ROB O'NEAL/ParadiseThe Callejon de Hamel is an open-air art project in the Cayo Hueso section of Central Havana conceived and created by Salvador Gonzalez Escalona. To fully appreciate the art, visit during the week. If you prefer dancing and jockeying with hundreds of people, swing by on a Sunday.

Located a few blocks from the sweeping steps that lead to the University of Havana and a block inside the neighborhood off San Lazaro Street, the small alley (Callejon) of Hamel street is impossible to miss at any hour of the day. Explosions of bright colors lure pedestrians inside from either side of the alley. Apartment buildings four and five stories high are awash in color and verse, all of which is the handiwork of Salvador Gonzales Escalona. The artist, sculptor and muralist, although never formally trained, began his project at a very precarious time in Cuba's history. Right about the time the Soviet Union was falling apart and pulling out of Cuba, “Salvador,' as he is known in the barrio, began his first mural. Fast forward 29 years and his two-block living art project rarely misses a mention in tourist guide books.
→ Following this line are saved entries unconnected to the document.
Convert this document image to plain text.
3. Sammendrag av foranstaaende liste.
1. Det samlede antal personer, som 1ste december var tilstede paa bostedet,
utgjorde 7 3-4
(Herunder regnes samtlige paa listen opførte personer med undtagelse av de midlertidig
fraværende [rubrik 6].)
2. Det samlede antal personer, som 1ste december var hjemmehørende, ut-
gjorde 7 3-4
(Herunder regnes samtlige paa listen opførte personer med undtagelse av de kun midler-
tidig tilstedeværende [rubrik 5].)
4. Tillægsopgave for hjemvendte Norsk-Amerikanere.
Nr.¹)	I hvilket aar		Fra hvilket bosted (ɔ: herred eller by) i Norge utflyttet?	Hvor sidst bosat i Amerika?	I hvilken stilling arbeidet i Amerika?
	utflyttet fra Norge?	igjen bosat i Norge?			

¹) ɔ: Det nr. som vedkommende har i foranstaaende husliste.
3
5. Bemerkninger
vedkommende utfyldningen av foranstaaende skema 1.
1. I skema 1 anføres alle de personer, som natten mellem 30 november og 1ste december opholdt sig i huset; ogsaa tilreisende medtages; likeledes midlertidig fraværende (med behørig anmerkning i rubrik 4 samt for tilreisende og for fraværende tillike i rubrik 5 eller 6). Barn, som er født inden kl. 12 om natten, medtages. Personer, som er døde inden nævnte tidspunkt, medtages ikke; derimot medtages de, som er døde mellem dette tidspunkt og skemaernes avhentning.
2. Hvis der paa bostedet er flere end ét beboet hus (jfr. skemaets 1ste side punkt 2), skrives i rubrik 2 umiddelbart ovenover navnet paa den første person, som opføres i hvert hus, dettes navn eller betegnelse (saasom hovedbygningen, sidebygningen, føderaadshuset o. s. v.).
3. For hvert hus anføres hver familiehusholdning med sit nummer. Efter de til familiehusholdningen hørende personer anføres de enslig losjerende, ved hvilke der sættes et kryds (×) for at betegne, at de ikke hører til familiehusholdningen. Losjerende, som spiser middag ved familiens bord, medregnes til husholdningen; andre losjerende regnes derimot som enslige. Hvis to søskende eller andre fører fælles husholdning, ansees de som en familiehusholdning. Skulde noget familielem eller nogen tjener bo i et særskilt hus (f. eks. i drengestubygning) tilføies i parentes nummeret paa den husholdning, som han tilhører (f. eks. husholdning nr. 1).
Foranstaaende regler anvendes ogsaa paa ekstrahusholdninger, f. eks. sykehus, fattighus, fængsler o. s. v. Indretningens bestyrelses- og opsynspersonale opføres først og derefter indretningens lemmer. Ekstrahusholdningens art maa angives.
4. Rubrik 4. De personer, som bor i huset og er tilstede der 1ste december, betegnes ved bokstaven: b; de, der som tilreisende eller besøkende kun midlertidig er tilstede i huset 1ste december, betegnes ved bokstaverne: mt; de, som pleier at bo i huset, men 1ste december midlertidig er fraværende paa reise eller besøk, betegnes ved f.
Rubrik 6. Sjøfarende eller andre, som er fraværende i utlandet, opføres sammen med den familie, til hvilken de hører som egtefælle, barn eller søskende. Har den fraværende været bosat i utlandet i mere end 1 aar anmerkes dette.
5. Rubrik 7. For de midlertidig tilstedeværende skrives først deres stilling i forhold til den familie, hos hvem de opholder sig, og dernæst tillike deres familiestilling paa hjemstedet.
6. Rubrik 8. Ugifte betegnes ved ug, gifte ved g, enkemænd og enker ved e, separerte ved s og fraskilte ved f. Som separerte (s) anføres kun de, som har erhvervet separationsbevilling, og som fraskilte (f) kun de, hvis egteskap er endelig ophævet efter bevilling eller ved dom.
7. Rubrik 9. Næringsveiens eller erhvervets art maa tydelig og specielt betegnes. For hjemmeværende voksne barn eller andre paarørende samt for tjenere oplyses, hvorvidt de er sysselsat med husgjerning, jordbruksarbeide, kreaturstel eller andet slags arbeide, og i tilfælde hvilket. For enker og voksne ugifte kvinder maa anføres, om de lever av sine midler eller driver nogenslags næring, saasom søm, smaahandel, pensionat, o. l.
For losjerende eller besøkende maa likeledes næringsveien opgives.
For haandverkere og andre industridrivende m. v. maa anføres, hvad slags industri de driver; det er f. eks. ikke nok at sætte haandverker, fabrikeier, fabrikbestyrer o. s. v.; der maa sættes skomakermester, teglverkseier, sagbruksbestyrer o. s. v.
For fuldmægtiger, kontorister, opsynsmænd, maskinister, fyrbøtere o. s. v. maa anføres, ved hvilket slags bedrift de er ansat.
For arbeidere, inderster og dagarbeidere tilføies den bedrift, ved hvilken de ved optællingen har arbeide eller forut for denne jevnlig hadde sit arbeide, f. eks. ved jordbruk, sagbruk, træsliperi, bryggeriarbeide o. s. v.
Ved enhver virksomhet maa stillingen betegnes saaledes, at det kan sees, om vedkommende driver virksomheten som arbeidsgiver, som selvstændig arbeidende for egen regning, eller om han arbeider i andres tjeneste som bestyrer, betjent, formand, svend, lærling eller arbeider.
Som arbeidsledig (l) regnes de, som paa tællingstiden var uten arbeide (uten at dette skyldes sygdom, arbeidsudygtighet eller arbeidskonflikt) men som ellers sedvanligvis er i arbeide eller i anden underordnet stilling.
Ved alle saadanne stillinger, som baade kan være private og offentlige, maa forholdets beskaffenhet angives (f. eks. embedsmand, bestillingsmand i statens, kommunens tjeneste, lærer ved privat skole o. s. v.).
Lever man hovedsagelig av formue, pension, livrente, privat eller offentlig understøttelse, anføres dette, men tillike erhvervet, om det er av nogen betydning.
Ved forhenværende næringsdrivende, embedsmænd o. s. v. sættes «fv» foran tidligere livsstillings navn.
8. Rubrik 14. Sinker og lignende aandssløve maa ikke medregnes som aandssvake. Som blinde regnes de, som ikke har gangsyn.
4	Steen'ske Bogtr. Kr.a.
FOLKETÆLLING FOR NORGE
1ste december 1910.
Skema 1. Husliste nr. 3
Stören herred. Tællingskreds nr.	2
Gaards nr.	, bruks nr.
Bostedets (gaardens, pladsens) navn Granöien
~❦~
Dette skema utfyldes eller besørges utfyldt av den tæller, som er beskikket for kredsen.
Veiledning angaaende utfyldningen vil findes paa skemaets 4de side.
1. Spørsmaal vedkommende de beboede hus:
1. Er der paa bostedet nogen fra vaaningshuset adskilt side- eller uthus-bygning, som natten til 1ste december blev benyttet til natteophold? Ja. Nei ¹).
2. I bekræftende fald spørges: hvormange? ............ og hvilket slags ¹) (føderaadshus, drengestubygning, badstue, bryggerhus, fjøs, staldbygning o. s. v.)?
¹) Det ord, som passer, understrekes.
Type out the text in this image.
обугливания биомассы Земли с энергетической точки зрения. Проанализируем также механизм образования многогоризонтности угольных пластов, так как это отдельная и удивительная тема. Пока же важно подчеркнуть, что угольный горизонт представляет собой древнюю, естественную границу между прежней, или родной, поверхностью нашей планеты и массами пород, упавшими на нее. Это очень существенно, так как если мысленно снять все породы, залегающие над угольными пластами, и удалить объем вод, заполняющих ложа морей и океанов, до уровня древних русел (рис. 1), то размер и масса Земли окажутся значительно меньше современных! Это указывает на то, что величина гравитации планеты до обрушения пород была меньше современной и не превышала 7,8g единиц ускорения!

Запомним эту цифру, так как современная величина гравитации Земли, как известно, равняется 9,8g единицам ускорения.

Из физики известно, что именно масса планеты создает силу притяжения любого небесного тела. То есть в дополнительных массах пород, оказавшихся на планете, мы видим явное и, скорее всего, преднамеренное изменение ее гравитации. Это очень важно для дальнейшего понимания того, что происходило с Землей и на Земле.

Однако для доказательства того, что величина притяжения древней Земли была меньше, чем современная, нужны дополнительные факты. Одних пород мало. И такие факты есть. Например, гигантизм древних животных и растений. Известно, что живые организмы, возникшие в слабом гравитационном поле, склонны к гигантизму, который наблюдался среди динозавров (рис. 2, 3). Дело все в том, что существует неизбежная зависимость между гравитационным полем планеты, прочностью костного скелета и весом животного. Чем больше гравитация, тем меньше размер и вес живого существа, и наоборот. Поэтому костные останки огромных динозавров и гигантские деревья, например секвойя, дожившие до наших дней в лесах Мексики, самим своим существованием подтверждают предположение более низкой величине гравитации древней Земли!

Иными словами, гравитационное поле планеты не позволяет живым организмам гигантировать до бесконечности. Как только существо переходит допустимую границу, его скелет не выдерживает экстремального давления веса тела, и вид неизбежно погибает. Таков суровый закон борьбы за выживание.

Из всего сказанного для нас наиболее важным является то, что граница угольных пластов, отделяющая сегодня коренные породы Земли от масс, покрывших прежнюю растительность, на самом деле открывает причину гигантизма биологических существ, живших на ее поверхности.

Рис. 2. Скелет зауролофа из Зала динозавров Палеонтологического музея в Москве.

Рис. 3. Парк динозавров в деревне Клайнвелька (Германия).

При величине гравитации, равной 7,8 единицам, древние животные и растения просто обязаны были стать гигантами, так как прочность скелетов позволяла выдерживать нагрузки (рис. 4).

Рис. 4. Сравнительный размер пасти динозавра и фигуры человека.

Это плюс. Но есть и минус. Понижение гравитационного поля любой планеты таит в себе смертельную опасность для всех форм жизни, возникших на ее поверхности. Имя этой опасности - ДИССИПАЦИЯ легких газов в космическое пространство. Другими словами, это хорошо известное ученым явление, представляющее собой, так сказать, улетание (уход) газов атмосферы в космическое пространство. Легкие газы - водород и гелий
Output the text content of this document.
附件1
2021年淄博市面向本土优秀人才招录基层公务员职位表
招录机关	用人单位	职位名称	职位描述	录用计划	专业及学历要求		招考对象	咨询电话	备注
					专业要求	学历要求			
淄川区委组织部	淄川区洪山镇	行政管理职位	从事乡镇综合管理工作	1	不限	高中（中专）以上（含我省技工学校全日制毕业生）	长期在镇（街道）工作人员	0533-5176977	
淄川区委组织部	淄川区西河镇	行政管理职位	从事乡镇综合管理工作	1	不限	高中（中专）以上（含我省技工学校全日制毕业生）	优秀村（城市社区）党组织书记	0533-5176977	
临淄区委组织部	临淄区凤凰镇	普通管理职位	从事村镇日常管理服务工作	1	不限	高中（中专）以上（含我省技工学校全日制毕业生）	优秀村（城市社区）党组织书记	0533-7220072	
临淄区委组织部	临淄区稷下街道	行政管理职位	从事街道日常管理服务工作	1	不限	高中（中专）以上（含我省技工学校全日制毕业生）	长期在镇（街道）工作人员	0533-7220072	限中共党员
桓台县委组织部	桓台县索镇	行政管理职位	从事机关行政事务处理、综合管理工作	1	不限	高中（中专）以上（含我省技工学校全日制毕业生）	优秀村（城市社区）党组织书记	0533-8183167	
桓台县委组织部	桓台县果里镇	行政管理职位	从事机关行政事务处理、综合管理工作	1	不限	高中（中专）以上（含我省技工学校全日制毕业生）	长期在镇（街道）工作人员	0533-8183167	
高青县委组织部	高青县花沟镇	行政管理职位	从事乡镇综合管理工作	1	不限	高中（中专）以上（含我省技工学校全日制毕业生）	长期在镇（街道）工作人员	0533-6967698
Originally from Camaguey, in the middle of the country, Salvador's mysterious look fits perfectly with the oftentimes haunting Afro-Cuban style artwork. Small galleries dot the sidewalks and on Sundays, raucous “rhumberos” pound away on drums they say are loud and proud enough to awaken the Orisha spirits, the focal point of Santeria. It's all quite cool, but it can be a bit of chore to pass through the place and you'd be a fool leave anything of value in your back pocket. Though it's never happened to anyone I know, when I'm pressed on the state of safety and security in Cuba in general, this is the kind of place where “stuff could happen.” It wouldn't be anything violent, you probably wouldn't even know it had happened until it was too late, anyway, but whenever you have a bunch of people bumping, grinding, pushing and shoving, things tend to go missing.

This is why I prefer to bring people around early on a weekday. At that time of day, you can enjoy the seemingly endless murals and found-item sculptures, many made of toilets, bathtubs and sinks, without having to put a death-grip on your wallet. But that's just me, the lover of art, with an even deeper appreciation for my belongings.